For this season, we have something that speaks to the African American tradition: my ballet The Cookout. Then we have Donizetti Variations, which comes out of the Balanchine ballet tradition. And then there is The Vertiginous Thrill of Exactitude by my new friend forever, Mr. Bill Forsythe. And you know, the biggest joy of this moment is that Jodie Gates, who choreographed Passage of Being [and staged Vertiginous on DTH], invited Francesca Harper (one of the original Vertiginous cast members, who is now director of Ailey second company) to come and coach our dancers.

Ingrid Silva juts out her hip as she poses with her left leg on forced arch, one hand on her hip and the other pointing down to the floor as she extends her arm front. She wears a short white dress and looks directly at the audience.
Ingrid Silva in Garland’s Return. Photo by Rachel Neville, courtesy DTH.

Can you speak more about your new work, The Cookout?

The Cookout was inspired by Arthur Mitchell. He always referred to the dignity of his people, meaning the African American culture at large and, locally, Harlem. He was a child of the very end of the Harlem Renaissance. There were three dignities that I meditated upon: dignity of work, culture, and sorrow, which culminates in joy at large—and Black joy, specifically.

For dignity of work, I’m using a piece of music by who I call my “Philadelphia home girl,” Jill Scott, called A Long Walk. As a child in the ’70s, I had the first realization that there was something called a diaspora. There was a song [“Bra”] I knew by a British rhythm-and-blues band called Cymande. About a year ago, I remembered that while I was at a panel at The Royal Ballet in England. “Bra” is the dignity of culture. Then, I’m using a song by another English woman out of our diaspora, Caron Wheeler, called “Somewhere,” that is the dignity of sorrow. For the last movement, we end up at a Brooklyn barbecue with the band Brass Construction, which is from Brooklyn, and that is #joy.

Why did you believe this is the right moment to premiere more Forsythe and Balanchine pieces?

The Vertiginous Thrill of Exactitude is, first of all, set to a classical piece of music. Oftentimes, Mr. Forsythe uses contemporary composers, and the Schubert music for Vertiginous was appealing to me. And I felt the African American dynamic—the last movement has an attack that matches the DTH aesthetic. It’s also, technically speaking, fiendishly hard, so it’s also developing my dancers.
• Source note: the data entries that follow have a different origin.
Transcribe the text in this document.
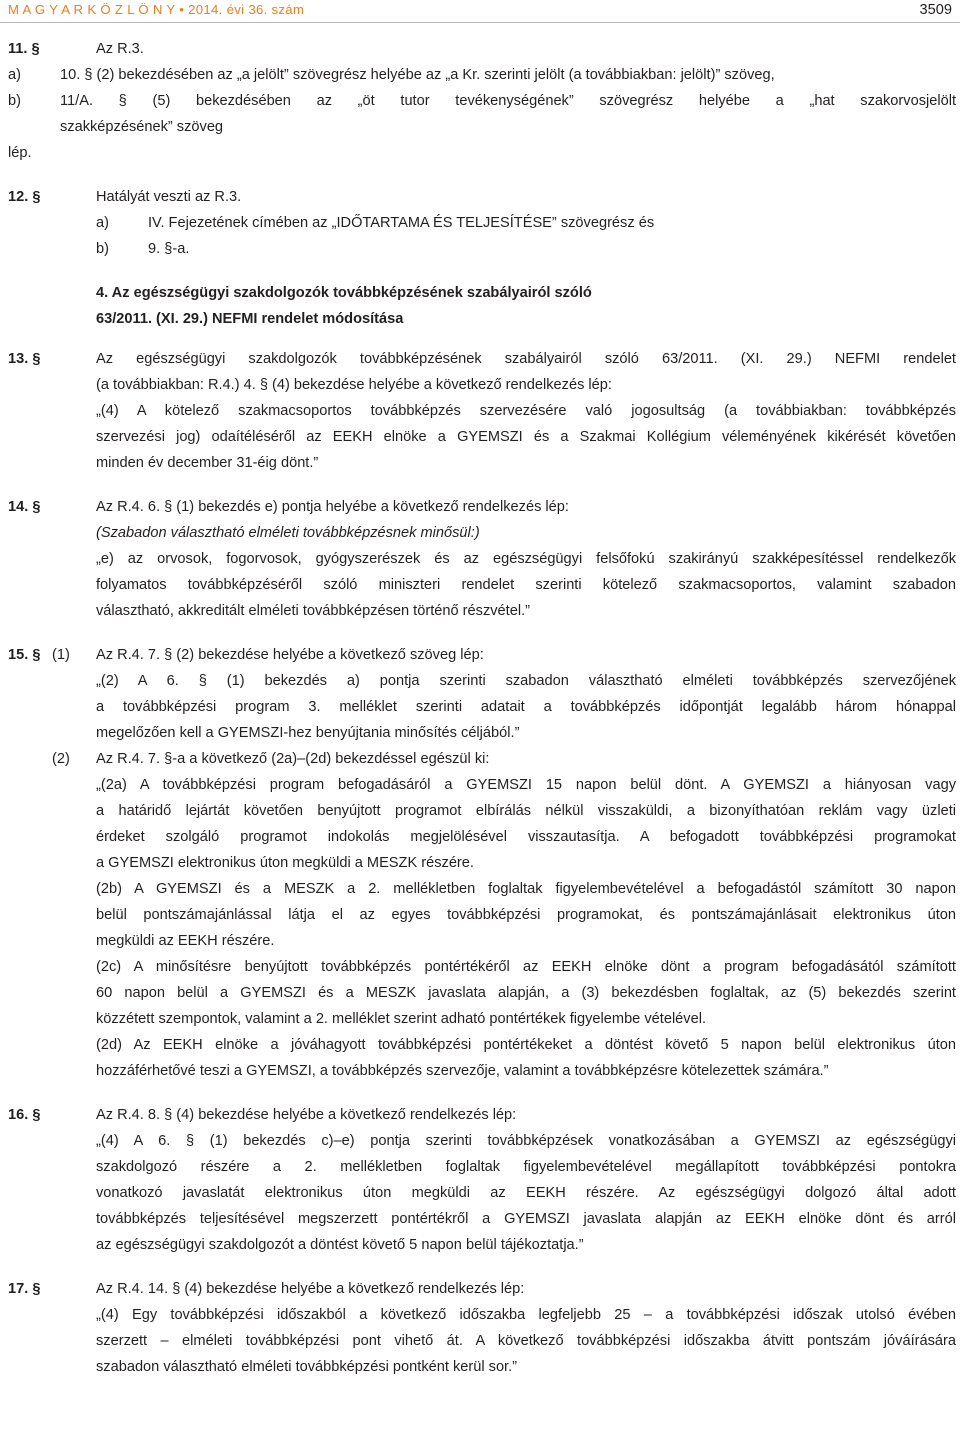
M A G Y A R K Ö Z L Ö N Y • 2014. évi 36. szám	3509
11. §	Az R.3.
a)	10. § (2) bekezdésében az „a jelölt” szövegrész helyébe az „a Kr. szerinti jelölt (a továbbiakban: jelölt)” szöveg,
b)	11/A. § (5) bekezdésében az „öt tutor tevékenységének” szövegrész helyébe a „hat szakorvosjelölt
szakképzésének” szöveg
lép.
12. §	Hatályát veszti az R.3.
a)	IV. Fejezetének címében az „IDŐTARTAMA ÉS TELJESÍTÉSE” szövegrész és
b)	9. §-a.
4. Az egészségügyi szakdolgozók továbbképzésének szabályairól szóló
63/2011. (XI. 29.) NEFMI rendelet módosítása
13. §	Az egészségügyi szakdolgozók továbbképzésének szabályairól szóló 63/2011. (XI. 29.) NEFMI rendelet
(a továbbiakban: R.4.) 4. § (4) bekezdése helyébe a következő rendelkezés lép:
„(4) A kötelező szakmacsoportos továbbképzés szervezésére való jogosultság (a továbbiakban: továbbképzés
szervezési jog) odaítéléséről az EEKH elnöke a GYEMSZI és a Szakmai Kollégium véleményének kikérését követően
minden év december 31-éig dönt.”
14. §	Az R.4. 6. § (1) bekezdés e) pontja helyébe a következő rendelkezés lép:
(Szabadon választható elméleti továbbképzésnek minősül:)
„e) az orvosok, fogorvosok, gyógyszerészek és az egészségügyi felsőfokú szakirányú szakképesítéssel rendelkezők
folyamatos továbbképzéséről szóló miniszteri rendelet szerinti kötelező szakmacsoportos, valamint szabadon
választható, akkreditált elméleti továbbképzésen történő részvétel.”
15. § (1)	Az R.4. 7. § (2) bekezdése helyébe a következő szöveg lép:
„(2) A 6. § (1) bekezdés a) pontja szerinti szabadon választható elméleti továbbképzés szervezőjének
a továbbképzési program 3. melléklet szerinti adatait a továbbképzés időpontját legalább három hónappal
megelőzően kell a GYEMSZI-hez benyújtania minősítés céljából.”
(2)	Az R.4. 7. §-a a következő (2a)–(2d) bekezdéssel egészül ki:
„(2a) A továbbképzési program befogadásáról a GYEMSZI 15 napon belül dönt. A GYEMSZI a hiányosan vagy
a határidő lejártát követően benyújtott programot elbírálás nélkül visszaküldi, a bizonyíthatóan reklám vagy üzleti
érdeket szolgáló programot indokolás megjelölésével visszautasítja. A befogadott továbbképzési programokat
a GYEMSZI elektronikus úton megküldi a MESZK részére.
(2b) A GYEMSZI és a MESZK a 2. mellékletben foglaltak figyelembevételével a befogadástól számított 30 napon
belül pontszámajánlással látja el az egyes továbbképzési programokat, és pontszámajánlásait elektronikus úton
megküldi az EEKH részére.
(2c) A minősítésre benyújtott továbbképzés pontértékéről az EEKH elnöke dönt a program befogadásától számított
60 napon belül a GYEMSZI és a MESZK javaslata alapján, a (3) bekezdésben foglaltak, az (5) bekezdés szerint
közzétett szempontok, valamint a 2. melléklet szerint adható pontértékek figyelembe vételével.
(2d) Az EEKH elnöke a jóváhagyott továbbképzési pontértékeket a döntést követő 5 napon belül elektronikus úton
hozzáférhetővé teszi a GYEMSZI, a továbbképzés szervezője, valamint a továbbképzésre kötelezettek számára.”
16. §	Az R.4. 8. § (4) bekezdése helyébe a következő rendelkezés lép:
„(4) A 6. § (1) bekezdés c)–e) pontja szerinti továbbképzések vonatkozásában a GYEMSZI az egészségügyi
szakdolgozó részére a 2. mellékletben foglaltak figyelembevételével megállapított továbbképzési pontokra
vonatkozó javaslatát elektronikus úton megküldi az EEKH részére. Az egészségügyi dolgozó által adott
továbbképzés teljesítésével megszerzett pontértékről a GYEMSZI javaslata alapján az EEKH elnöke dönt és arról
az egészségügyi szakdolgozót a döntést követő 5 napon belül tájékoztatja.”
17. §	Az R.4. 14. § (4) bekezdése helyébe a következő rendelkezés lép:
„(4) Egy továbbképzési időszakból a következő időszakba legfeljebb 25 – a továbbképzési időszak utolsó évében
szerzett – elméleti továbbképzési pont vihető át. A következő továbbképzési időszakba átvitt pontszám jóváírására
szabadon választható elméleti továbbképzési pontként kerül sor.”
The only board that Mr. Balanchine sat on was Dance Theatre of Harlem’s. When [Arthur Mitchell] started the company in 1969, the board was [Brock Peters], Cicely Tyson, George Balanchine, and Lincoln Kirstein. They are on our incorporation papers. I choreographed for New York City Ballet in the year 2000 and I worked with Kyra Nichols, who was dancing at the time. She’s now a professor at Indiana University Bloomington, and I have four female dancers from that program [in the company]. So I called Kyra, and she set Donizetti Variations.
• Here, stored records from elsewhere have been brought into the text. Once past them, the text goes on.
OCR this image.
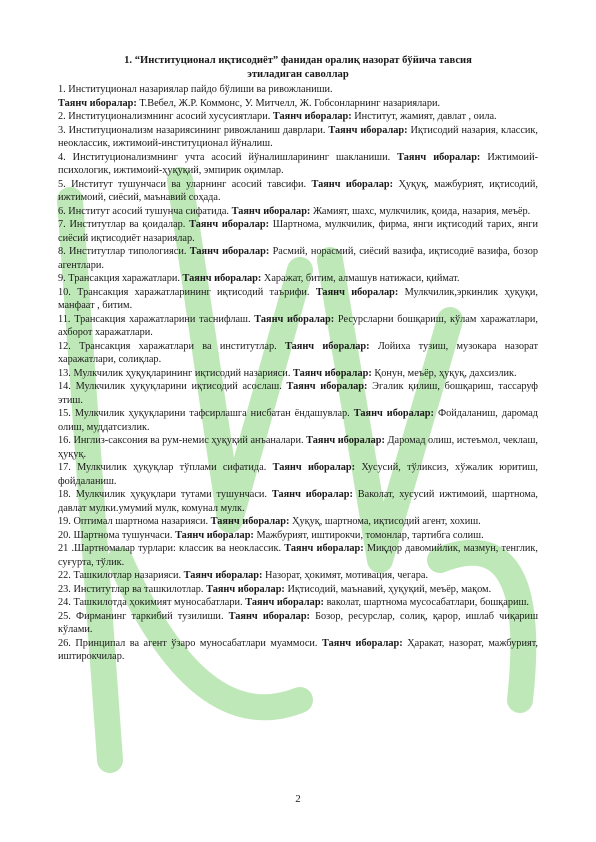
1. “Институционал иқтисодиёт” фанидан оралиқ назорат бўйича тавсия
этиладиган саволлар

1. Институционал назариялар пайдо бўлиши ва ривожланиши.

Таянч иборалар: Т.Вебел, Ж.Р. Коммонс, У. Митчелл, Ж. Гобсонларнинг назариялари.

2. Институционализмнинг асосий хусусиятлари. Таянч иборалар: Институт, жамият, давлат , оила.

3. Институционализм назариясининг ривожланиш даврлари. Таянч иборалар: Иқтисодий назария, классик, неоклассик, ижтимоий-институционал йўналиш.

4. Институционализмнинг учта асосий йўналишларининг шакланиши. Таянч иборалар: Ижтимоий-психологик, ижтимоий-ҳуқуқий, эмпирик оқимлар.

5. Институт тушунчаси ва уларнинг асосий тавсифи. Таянч иборалар: Ҳуқуқ, мажбурият, иқтисодий, ижтимоий, сиёсий, маънавий соҳада.

6. Институт асосий тушунча сифатида. Таянч иборалар: Жамият, шахс, мулкчилик, қоида, назария, меъёр.

7. Институтлар ва қоидалар. Таянч иборалар: Шартнома, мулкчилик, фирма, янги иқтисодий тарих, янги сиёсий иқтисодиёт назариялар.

8. Институтлар типологияси. Таянч иборалар: Расмий, норасмий, сиёсий вазифа, иқтисодиё вазифа, бозор агентлари.

9. Трансакция харажатлари. Таянч иборалар: Харажат, битим, алмашув натижаси, қиймат.

10. Трансакция харажатларининг иқтисодий таърифи. Таянч иборалар: Мулкчилик,эркинлик ҳуқуқи, манфаат , битим.

11. Трансакция харажатларини таснифлаш. Таянч иборалар: Ресурсларни бошқариш, кўлам харажатлари, ахборот харажатлари.

12. Трансакция харажатлари ва институтлар. Таянч иборалар: Лойиха тузиш, музокара назорат харажатлари, солиқлар.

13. Мулкчилик ҳуқуқларининг иқтисодий назарияси. Таянч иборалар: Қонун, меъёр, ҳуқуқ, дахсизлик.

14. Мулкчилик ҳуқуқларини иқтисодий асослаш. Таянч иборалар: Эгалик қилиш, бошқариш, тассаруф этиш.

15. Мулкчилик ҳуқуқларини тафсирлашга нисбатан ёндашувлар. Таянч иборалар: Фойдаланиш, даромад олиш, муддатсизлик.

16. Инглиз-саксония ва рум-немис ҳуқуқий анъаналари. Таянч иборалар: Даромад олиш, истеъмол, чеклаш, ҳуқуқ.

17. Мулкчилик ҳуқуқлар тўплами сифатида. Таянч иборалар: Хусусий, тўликсиз, хўжалик юритиш, фойдаланиш.

18. Мулкчилик ҳуқуқлари тутами тушунчаси. Таянч иборалар: Ваколат, хусусий ижтимоий, шартнома, давлат мулки.умумий мулк, комунал мулк.

19. Оптимал шартнома назарияси. Таянч иборалар: Ҳуқуқ, шартнома, иқтисодий агент, хохиш.

20. Шартнома тушунчаси. Таянч иборалар: Мажбурият, иштирокчи, томонлар, тартибга солиш.

21 .Шартномалар турлари: классик ва неоклассик. Таянч иборалар: Миқдор давомийлик, мазмун, тенглик, суғурта, тўлик.

22. Ташкилотлар назарияси. Таянч иборалар: Назорат, ҳокимят, мотивация, чегара.

23. Институтлар ва ташкилотлар. Таянч иборалар: Иқтисодий, маънавий, ҳуқуқий, меъёр, мақом.

24. Ташкилотда ҳокимият муносабатлари. Таянч иборалар: ваколат, шартнома мусосабатлари, бошқариш.

25. Фирманинг таркибий тузилиши. Таянч иборалар: Бозор, ресурслар, солиқ, қарор, ишлаб чиқариш кўлами.

26. Принципал ва агент ўзаро муносабатлари муаммоси. Таянч иборалар: Ҳаракат, назорат, мажбурият, иштирокчилар.

2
Carly Greene flies through the air in an Italian pas de chat, her pink peasant skirt swishing in the air.
Carly Greene in Balanchine’s Donizetti Variations. Photo by Rachel Papo, courtesy DTH.

If you could have a conversation with Arthur Mitchell today, what do you think he would say about the state of Black people in ballet now compared to in his day?

We’ve been supported by people that have been in our corner 100 percent for years, but the level of support that we receive as compared to predominantly white ballet institutions—we are under-resourced in comparison. So I think that part would trouble him the most. We’ve managed over the years to sustain high artistic standards, so moving forward, we are looking for major support to continue the work of building up not only a community but also people. We are tied to a community, and that community is Harlem.

And ballet training is not cheap. He would still be unhappy with the fact that there are children who probably want to study ballet but cannot because they don’t have the resources. And when I say “resources,” that’s time and money on the part of the parents and the families, and money on the study itself.